Écrire Un militant condamné à trois ans d’emprisonnement

Le 10 juin, Oumar Sylla (également connu sous le nom de Foniké Mengué), militant en faveur de la démocratie et coordonnateur de la mobilisation au Front national pour la défense de la Constitution (FNDC), a été condamné par la cour d’appel de Conakry à trois ans d’emprisonnement pour « communication et divulgation de fausses informations » et « menaces, notamment de violences ou de mort ».

Il doit être libéré immédiatement et sans condition, car il est sanctionné uniquement pour avoir exercé pacifiquement son droit à la liberté d’expression et de réunion.

Le 17 avril 2020, Oumar Sylla a été appréhendé par des policiers devant chez lui à Conakry, capitale de la Guinée.

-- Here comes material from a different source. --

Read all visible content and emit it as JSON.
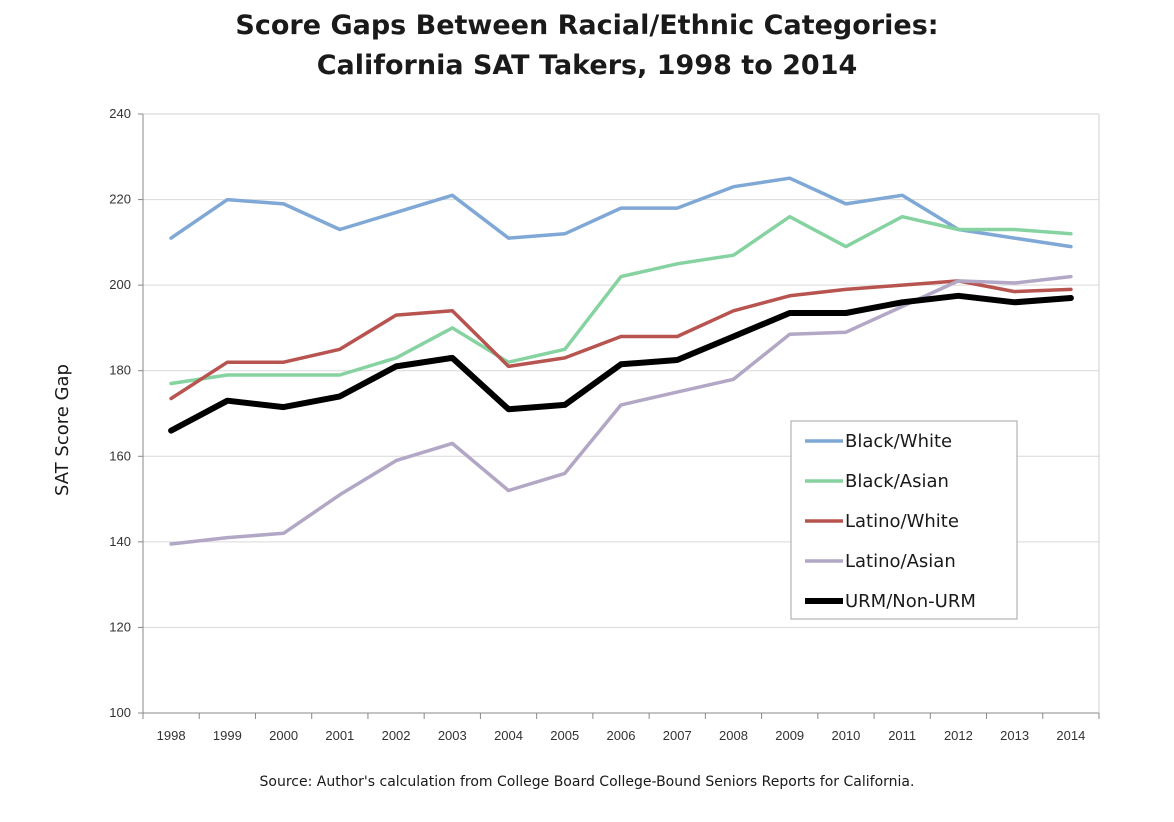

Avant son arrestation, Oumar Sylla avait participé par téléphone à l’émission de radio « Les Grandes Gueules » sur la station Espace FM. Pendant son interview, il avait appelé les membres du FNDC à se préparer à reprendre les manifestations contre le projet gouvernemental de révision de la Constitution, qui prévoyait de modifier le nombre maximum de mandats présidentiels et permettrait au président Alpha Condé de briguer un troisième mandat. Il avait aussi dénoncé les homicides, les actes de torture, les détentions arbitraires et les actes de harcèlement dont des membres du FNDC avaient été victimes.

Le premier jour du procès, le 6 août 2020, le procureur a mis en garde contre le « risque grave pour l’ordre public que représente la libération d’Oumar Sylla ». Le 27 août 2020, le tribunal l’a acquitté de toutes les charges retenues contre lui et a ordonné sa libération.

Oumar Sylla a de nouveau été arrêté le 29 septembre 2020, alors qu’il mobilisait la population pour l’inciter à manifester contre la candidature du président Alpha Condé à l’élection présidentielle d’octobre 2020. Au lendemain du scrutin, des manifestations, parfois violentes, ont éclaté pour contester les résultats de l’élection. Les forces de sécurité ont répondu aux manifestations en recourant à une force excessive dans certains quartiers, lors d’opérations qui se sont soldées par des morts. Selon les informations recueillies par Amnesty International, au moins 16 personnes ont été tuées par balle entre le 18 et le 24 octobre 2020.
Le 31 octobre 2020, le procureur général près la cour d’appel de Conakry a annoncé que 325 personnes avaient été appréhendées lors des manifestations post-électorales au cours desquelles des violences avaient eu lieu. Le 10 novembre 2020, le procureur de Dixinn a annoncé que 78 personnes avaient comparu devant un juge et que plusieurs autres étaient recherchées.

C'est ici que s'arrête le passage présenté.